J’ai la Foi. Juliette et moi avons la Foi. Depuis les tous premiers instants. Depuis la balade en ambulance, pendant l’attente à l’urgence, juste avant de rentrer au bloc pour la première fois, etc. Nous savions et ressentions profondément que Dieu était avec nous. Nous avons la Foi. C’est un accident et nous n’y pouvons rien. Nous savons que cet événement lui est arrivé car il est totalement à la hauteur de ce qu’elle est capable de surmonter. Et elle le fait avec brio. Et de ce fait, nous avons tous un petit quelque chose à retenir, chacun à notre façon.

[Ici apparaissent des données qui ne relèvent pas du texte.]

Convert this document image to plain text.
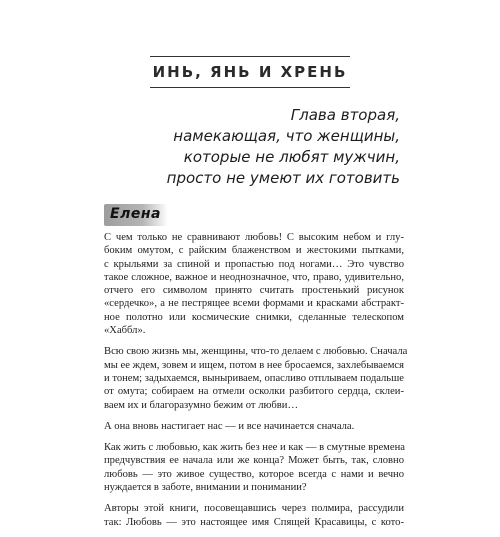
ИНЬ, ЯНЬ И ХРЕНЬ
Глава вторая,
намекающая, что женщины,
которые не любят мужчин,
просто не умеют их готовить
Елена
С чем только не сравнивают любовь! С высоким небом и глу-
боким омутом, с райским блаженством и жестокими пытками,
с крыльями за спиной и пропастью под ногами… Это чувство
такое сложное, важное и неоднозначное, что, право, удивительно,
отчего его символом принято считать простенький рисунок
«сердечко», а не пестрящее всеми формами и красками абстракт-
ное полотно или космические снимки, сделанные телескопом
«Хаббл».
Всю свою жизнь мы, женщины, что-то делаем с любовью. Сначала
мы ее ждем, зовем и ищем, потом в нее бросаемся, захлебываемся
и тонем; задыхаемся, выныриваем, опасливо отплываем подальше
от омута; собираем на отмели осколки разбитого сердца, склеи-
ваем их и благоразумно бежим от любви…
А она вновь настигает нас — и все начинается сначала.
Как жить с любовью, как жить без нее и как — в смутные времена
предчувствия ее начала или же конца? Может быть, так, словно
любовь — это живое существо, которое всегда с нами и вечно
нуждается в заботе, внимании и понимании?
Авторы этой книги, посовещавшись через полмира, рассудили
так: Любовь — это настоящее имя Спящей Красавицы, с кото-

Jamais je n’aurais pensé vivre une telle chose dans ma vie. Mais je suis fière et surtout privilégiée d’être la maman de cette enfant. Chaque soir, lorsque je me couche près d’elle, je ne peux m’empêcher de verser une larme, une larme de fierté. Et ensuite, je ne peux m’empêcher de songer à toutes ces familles qui vivent des situations semblables, tous ces parents qui accompagnent leurs enfants dans la maladie, la souffrance et qui le font la tête haute, avec un coeur rempli de larmes. Une pensée également à tous ces frères et soeurs qui voient un des leurs dans une situation qu’ils ne comprennent peut-être même pas et qui souffrent eux aussi, à leur façon.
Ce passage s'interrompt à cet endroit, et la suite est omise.